MAGNETIZED JETS DRIVEN BY THE SUN: THE STRUCTURE OF THE HELIOSPHERE REVISITED

Abstract

The classic accepted view of the heliosphere is a quiescent, comet-like shape aligned in the direction of the Sun's travel through the interstellar medium (ISM) extending for 1000's of AUs (AU: astronomical unit). Here we show, based on magnetohydrodynamic (MHD) simulations, that the tension (hoop) force of the twisted magnetic field of the sun confines the solar wind plasma beyond the termination shock and drives jets to the North and South very much like astrophysical jets. These jets are deflected into the tail region by the motion of the Sun through the ISM similar to bent galactic jets moving through the intergalactic medium. The interstellar wind blows the two jets into the tail but is not strong enough to force the lobes into a single comet-like tail, as happens to some astrophysical jets (Morsony et al. 2013). Instead, the interstellar wind flows around the heliosphere and into equatorial region between the two jets.
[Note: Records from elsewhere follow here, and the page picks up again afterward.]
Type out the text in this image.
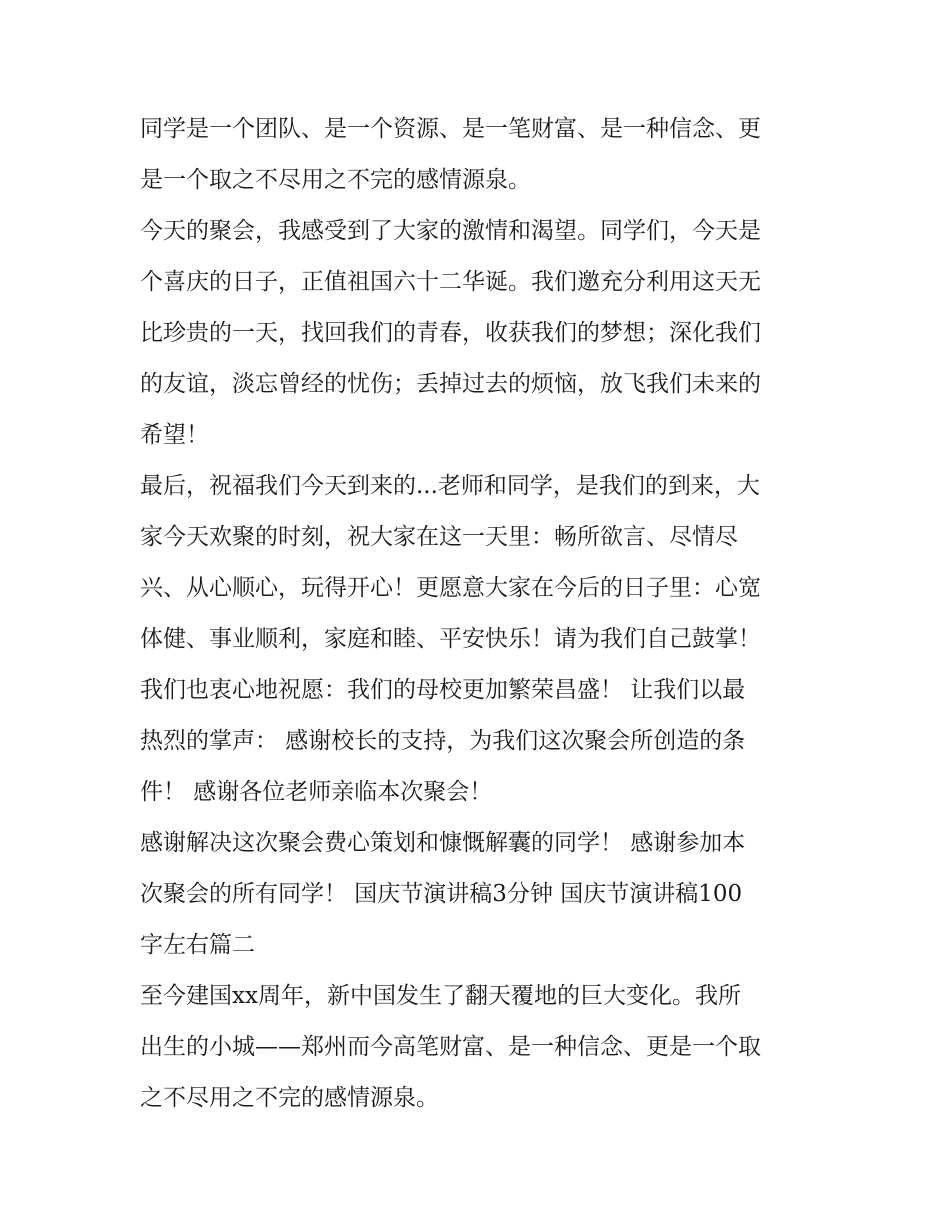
同学是一个团队、是一个资源、是一笔财富、是一种信念、更
是一个取之不尽用之不完的感情源泉。
今天的聚会，我感受到了大家的激情和渴望。同学们，今天是
个喜庆的日子，正值祖国六十二华诞。我们邀充分利用这天无
比珍贵的一天，找回我们的青春，收获我们的梦想；深化我们
的友谊，淡忘曾经的忧伤；丢掉过去的烦恼，放飞我们未来的
希望！
最后，祝福我们今天到来的...老师和同学，是我们的到来，大
家今天欢聚的时刻，祝大家在这一天里：畅所欲言、尽情尽
兴、从心顺心，玩得开心！更愿意大家在今后的日子里：心宽
体健、事业顺利，家庭和睦、平安快乐！请为我们自己鼓掌！
我们也衷心地祝愿：我们的母校更加繁荣昌盛！ 让我们以最
热烈的掌声： 感谢校长的支持，为我们这次聚会所创造的条
件！ 感谢各位老师亲临本次聚会！
感谢解决这次聚会费心策划和慷慨解囊的同学！ 感谢参加本
次聚会的所有同学！ 国庆节演讲稿3分钟 国庆节演讲稿100
字左右篇二
至今建国xx周年，新中国发生了翻天覆地的巨大变化。我所
出生的小城——郑州而今高笔财富、是一种信念、更是一个取
之不尽用之不完的感情源泉。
As in some astrophysical jets that are kink unstable (Porth et al. 2014) we show here that the heliospheric jets are turbulent (due to large-scale MHD instabilities and reconnection) and strongly mix the solar wind with the ISM beyond 400 AU. The resulting turbulence has important implications for particle acceleration in the heliosphere. The two-lobe structure is consistent with the energetic neutral atoms (ENAs) images of the heliotail from IBEX (McComas et al. 2013) where two lobes are visible in the North and South and the suggestion from the CASSINI (Krimigis et al. 2009, Dialynas et al. 2013) ENAs that the heliosphere is "tailless".